Nice pick but I would have chosen “Meridian’s Tear” or “Scripted Suffering: Within and Without.” Oh well.
“Embracing the Absence” is the middle ground when the story line to “the Surface of All Things takes off.” I guess a medius res idea. “The Surface of All Things” is an idea that I had while driving home one day and looking up at, what appeared to be, a scar on the sky. I started to think about, ‘what if God got cancer or tried to kill himself.’ It was just a hypothetical question I asked to myself but I started to really think about what would happen to us and the world if God had slowly begun to die. The story that I have applied to “The Surface of All Things” is two-fold.
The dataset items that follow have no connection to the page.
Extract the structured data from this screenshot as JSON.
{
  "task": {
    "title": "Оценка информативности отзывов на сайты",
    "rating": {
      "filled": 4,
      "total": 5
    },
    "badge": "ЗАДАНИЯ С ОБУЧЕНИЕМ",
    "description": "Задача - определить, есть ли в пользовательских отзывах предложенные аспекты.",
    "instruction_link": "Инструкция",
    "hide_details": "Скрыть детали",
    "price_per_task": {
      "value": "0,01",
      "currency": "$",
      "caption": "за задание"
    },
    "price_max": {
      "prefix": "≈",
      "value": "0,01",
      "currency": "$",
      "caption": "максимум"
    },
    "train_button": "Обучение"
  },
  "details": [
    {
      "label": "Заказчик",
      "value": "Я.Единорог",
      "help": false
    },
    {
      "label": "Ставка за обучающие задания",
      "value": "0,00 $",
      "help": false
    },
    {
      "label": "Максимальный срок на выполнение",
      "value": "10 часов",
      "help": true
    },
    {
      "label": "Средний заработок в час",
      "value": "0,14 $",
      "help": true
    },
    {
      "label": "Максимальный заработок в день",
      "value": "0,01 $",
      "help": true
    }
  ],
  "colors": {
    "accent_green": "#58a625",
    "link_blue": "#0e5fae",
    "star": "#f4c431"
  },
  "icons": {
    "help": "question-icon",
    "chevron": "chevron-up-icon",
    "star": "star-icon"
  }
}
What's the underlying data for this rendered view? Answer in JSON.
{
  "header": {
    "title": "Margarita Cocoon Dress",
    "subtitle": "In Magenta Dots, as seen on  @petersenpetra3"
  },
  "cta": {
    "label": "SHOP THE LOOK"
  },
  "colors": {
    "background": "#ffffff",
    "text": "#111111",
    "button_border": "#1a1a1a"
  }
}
Imagine the world we live in as the world inside of God. And by God I mean a metaphorical personification of God. Because he is omniscient and omnipresent, what s/he experiences in her/his life it would directly affect us. So let’s say God got cancer, then this cancer would not only eat away at God but also devour us. And it is this metaphor I want to drive home as it is applied to us, the society and world. The way I see the world right now is as if God has some kind of cancer and we, the people of the world, are slowly seeing this decay in all its various forms.
When I said that the story is two-fold I mean this: the lyrics can be read from not only the point of view of one person (god) but also the entire world (us). From one reading you can interpret the death of a single being, or the death of a clustered community. I apply this to myself because all my ideas and creations are like living things inside me. I have a whole different kind of vast universe inside myself as well. So if I have a bad day or I’m depressed this affects my creativity as well as my internal well being. The world inside me has inadvertently been affected by my exterior world. That is the essence of the “Surface of All Things.”
Embracing the Absence is just a middle point to all of this. The lyrics represent the question (among other things) of what we would do upon discovering that we were all doomed. As if we were walking along our day and our minds were hit with this unshakable notion that beyond a shadow of a doubt we would be dead soon. And when you look around you see that everyone else got this exact feeling. It was like God swallowed a fatal dose of pills and we were feeling the effects of it. This is all metaphorical for the way I see the world as it is now: a slow death that may be the result of our own making, a dying god, a change of control, etc.
Turn on the TV and it’s just disaster. Look at how we relate and talk to each other, it’s a shame. Witness what our religious leaders are up to. Etc etc etc.

Last words from you and any thing did you want to promote for the Malaysian
readers?

Yes, some of the answers given have been lies, however, most are true.
Thanks for the opportunity to speak with you and other Malaysian fans of metal. Hope you find something interesting in Cea Serin and I hope we find our way into your CD rotation for quite some time.